Tuesday, 12 November 2013

Family History 1.6

Charles and Alice decided to leave for Auckland


The family eventually boarded their ship, Lord Burleigh, in the middle of November, 1859.

The ties to their life in London had weakened in the previous few years, because Charles's parents had both died, John in 1855, and Olive in 1858.

The reasons for choosing Auckland as their destination were never talked about in the family, but from what was happening, and one or two hints, it is clear that the news of the possibility of a war in the northern part of New Zealand offered opportunities for military contracts for Charles. The army was moving several regiments from Australia, and even India, to New Zealand; a painting in the Australian army archives shows two transport ships anchored off New Plymouth after dropping soldiers there in 1860.

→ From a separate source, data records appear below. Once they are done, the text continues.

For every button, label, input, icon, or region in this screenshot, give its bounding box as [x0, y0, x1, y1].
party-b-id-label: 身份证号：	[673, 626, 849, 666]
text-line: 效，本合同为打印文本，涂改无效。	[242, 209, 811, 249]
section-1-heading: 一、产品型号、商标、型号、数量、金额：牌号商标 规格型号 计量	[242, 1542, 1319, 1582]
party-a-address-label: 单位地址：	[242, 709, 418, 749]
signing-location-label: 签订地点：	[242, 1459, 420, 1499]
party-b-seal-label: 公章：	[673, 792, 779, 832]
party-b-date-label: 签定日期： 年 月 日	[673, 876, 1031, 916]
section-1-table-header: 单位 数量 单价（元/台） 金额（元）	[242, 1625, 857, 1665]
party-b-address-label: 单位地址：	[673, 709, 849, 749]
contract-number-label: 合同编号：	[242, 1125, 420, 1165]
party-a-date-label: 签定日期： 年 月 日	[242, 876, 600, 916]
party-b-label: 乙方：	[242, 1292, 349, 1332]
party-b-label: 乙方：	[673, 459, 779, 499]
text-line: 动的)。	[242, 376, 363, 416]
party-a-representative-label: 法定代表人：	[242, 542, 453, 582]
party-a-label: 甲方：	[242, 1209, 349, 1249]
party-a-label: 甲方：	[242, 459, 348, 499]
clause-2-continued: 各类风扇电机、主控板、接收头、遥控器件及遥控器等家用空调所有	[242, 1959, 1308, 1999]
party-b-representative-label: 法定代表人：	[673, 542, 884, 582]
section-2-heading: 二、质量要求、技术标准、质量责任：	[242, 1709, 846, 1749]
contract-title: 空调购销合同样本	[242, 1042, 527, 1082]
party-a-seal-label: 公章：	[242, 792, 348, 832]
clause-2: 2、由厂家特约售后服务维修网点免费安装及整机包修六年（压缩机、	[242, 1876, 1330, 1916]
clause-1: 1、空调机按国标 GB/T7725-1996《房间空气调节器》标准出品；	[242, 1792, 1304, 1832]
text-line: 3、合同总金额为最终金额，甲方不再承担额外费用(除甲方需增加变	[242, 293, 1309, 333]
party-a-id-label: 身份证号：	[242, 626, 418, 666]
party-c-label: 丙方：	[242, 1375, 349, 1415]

In 1857, a book had been published in London, called New Zealand, the Britannia of the South, in two volumes, by Charles Hursthouse. It contained detailed arguments in support of emigration in general and in particular of New Zealand as a land of opportunity, along with pages of advice on what life was like here and what sort of equipment, clothes, and so on to bring.

Hursthouse, who had lived here for a few years, was a friend of, and related to the Atkinson and Richmond families who played a prominent part in this country in the second half of the nineteenth century. Hursthouse himself later decame a surveyor, who surveyed the road through Maori land past Parihaka, and thus precipitated the incident in 1881 which is so notorious.

Charles bought a copy of his book, which is still in the family.

His uncle Robert had previously emigrated to Sydney, in 1823, so there was some knowledge in the family of what this part of the world was like.

And in addition to the war rumbling on the horizon, there was a gum-digging craze, and a growing gold-rush, both of which might provide Charles with further opportunities.

Anyway, the first diary entry is for 17 November 1859, and it records the first impressions of the ship.

Lord Burleigh had a reputation. It had won the record for the fastest voyage from London to Sydney a few years earlier. So Charles must have thought he was choosing a comfortable, safe, fast trip.